S'exprimant au cours d'une conférence de presse
marquant le début d'une série d'activités pour la célébration de la
Journée internationale du paludisme le 25 avril, Sengulane a déclaré,
" Faisons de chaque jour de nos vies un jour de lutte contre le
paludisme, de sorte qu'il cesse d'être la principale cause de
mortalité parmi les enfants et les adultes."
Sengulane a affirmé qu'un grand nombre de personnes,
quoiqu'en possession des moustiquaires dans leurs maisons, ont cessé d'y
dormir pour la fallacieuse raison qu'elles rendent la chambre
plus chaudes, ou qu'elles perturbent leur sommeil.
Il a estimé que ce sont des problèmes psychologiques
et non de véritables objections aux moustiquaires, dont le principal
objectif est d'empêcher les anophèles, vecteur du paludisme, de
piquer les gens, particulièrement les enfants et les femmes
enceintes dans la nuit.
Sengulane s'est également plaint de la répugnance
affichée par plusieurs personnes à rechercher de l'aide médicale en temps
opportun. "Lorsque les personnes se sentent souffrants du paludisme,
ils retardent la recherche de l'aide médicale,' a-t-il affirmé.

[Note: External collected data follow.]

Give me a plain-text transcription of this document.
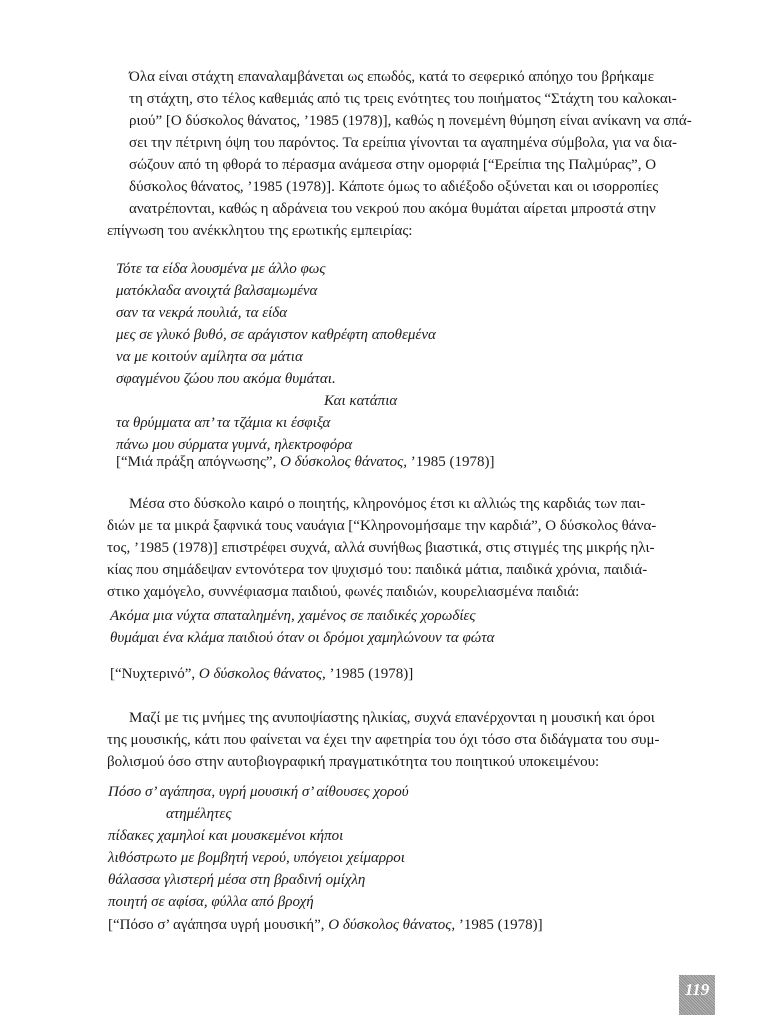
Όλα είναι στάχτη επαναλαμβάνεται ως επωδός, κατά το σεφερικό απόηχο του βρήκαμε
τη στάχτη, στο τέλος καθεμιάς από τις τρεις ενότητες του ποιήματος “Στάχτη του καλοκαι-
ριού” [Ο δύσκολος θάνατος, ’1985 (1978)], καθώς η πονεμένη θύμηση είναι ανίκανη να σπά-
σει την πέτρινη όψη του παρόντος. Τα ερείπια γίνονται τα αγαπημένα σύμβολα, για να δια-
σώζουν από τη φθορά το πέρασμα ανάμεσα στην ομορφιά [“Ερείπια της Παλμύρας”, Ο
δύσκολος θάνατος, ’1985 (1978)]. Κάποτε όμως το αδιέξοδο οξύνεται και οι ισορροπίες
ανατρέπονται, καθώς η αδράνεια του νεκρού που ακόμα θυμάται αίρεται μπροστά στην
επίγνωση του ανέκκλητου της ερωτικής εμπειρίας:

Τότε τα είδα λουσμένα με άλλο φως
ματόκλαδα ανοιχτά βαλσαμωμένα
σαν τα νεκρά πουλιά, τα είδα
μες σε γλυκό βυθό, σε αράγιστον καθρέφτη αποθεμένα
να με κοιτούν αμίλητα σα μάτια
σφαγμένου ζώου που ακόμα θυμάται.
Και κατάπια
τα θρύμματα απ’ τα τζάμια κι έσφιξα
πάνω μου σύρματα γυμνά, ηλεκτροφόρα

[“Μιά πράξη απόγνωσης”, Ο δύσκολος θάνατος, ’1985 (1978)]

Μέσα στο δύσκολο καιρό ο ποιητής, κληρονόμος έτσι κι αλλιώς της καρδιάς των παι-
διών με τα μικρά ξαφνικά τους ναυάγια [“Κληρονομήσαμε την καρδιά”, Ο δύσκολος θάνα-
τος, ’1985 (1978)] επιστρέφει συχνά, αλλά συνήθως βιαστικά, στις στιγμές της μικρής ηλι-
κίας που σημάδεψαν εντονότερα τον ψυχισμό του: παιδικά μάτια, παιδικά χρόνια, παιδιά-
στικο χαμόγελο, συννέφιασμα παιδιού, φωνές παιδιών, κουρελιασμένα παιδιά:

Ακόμα μια νύχτα σπαταλημένη, χαμένος σε παιδικές χορωδίες
θυμάμαι ένα κλάμα παιδιού όταν οι δρόμοι χαμηλώνουν τα φώτα

[“Νυχτερινό”, Ο δύσκολος θάνατος, ’1985 (1978)]

Μαζί με τις μνήμες της ανυποψίαστης ηλικίας, συχνά επανέρχονται η μουσική και όροι
της μουσικής, κάτι που φαίνεται να έχει την αφετηρία του όχι τόσο στα διδάγματα του συμ-
βολισμού όσο στην αυτοβιογραφική πραγματικότητα του ποιητικού υποκειμένου:

Πόσο σ’ αγάπησα, υγρή μουσική σ’ αίθουσες χορού
ατημέλητες
πίδακες χαμηλοί και μουσκεμένοι κήποι
λιθόστρωτο με βομβητή νερού, υπόγειοι χείμαρροι
θάλασσα γλιστερή μέσα στη βραδινή ομίχλη
ποιητή σε αφίσα, φύλλα από βροχή

[“Πόσο σ’ αγάπησα υγρή μουσική”, Ο δύσκολος θάνατος, ’1985 (1978)]

119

Mais plus
longtemps les gens retardent, plus ils sont en risque, plus faible ils se
sentiraient, moins à même seraient-ils de travailler et plus élevée est la
probabilité, dans des cas graves, de décèder.
Sengulane a engagé les organisations de la société
civile pour prendre des actions contre les pools de stagnation où les
moustiques se multiplient.
Le 25 avril a été initialement déclaré
comme la Journée du paludisme en Afrique en 2000, et depuis 2008 elle
est devenue la Journée mondiale du paludisme. Au cours des
deux dernières années, la branche mozambicaine du programme RBM a distribué
plus de 200. 000 moustiquaires aux menages indiquées par le ministère
de la Santé comme appartenant à des groupes les plus vulnérables.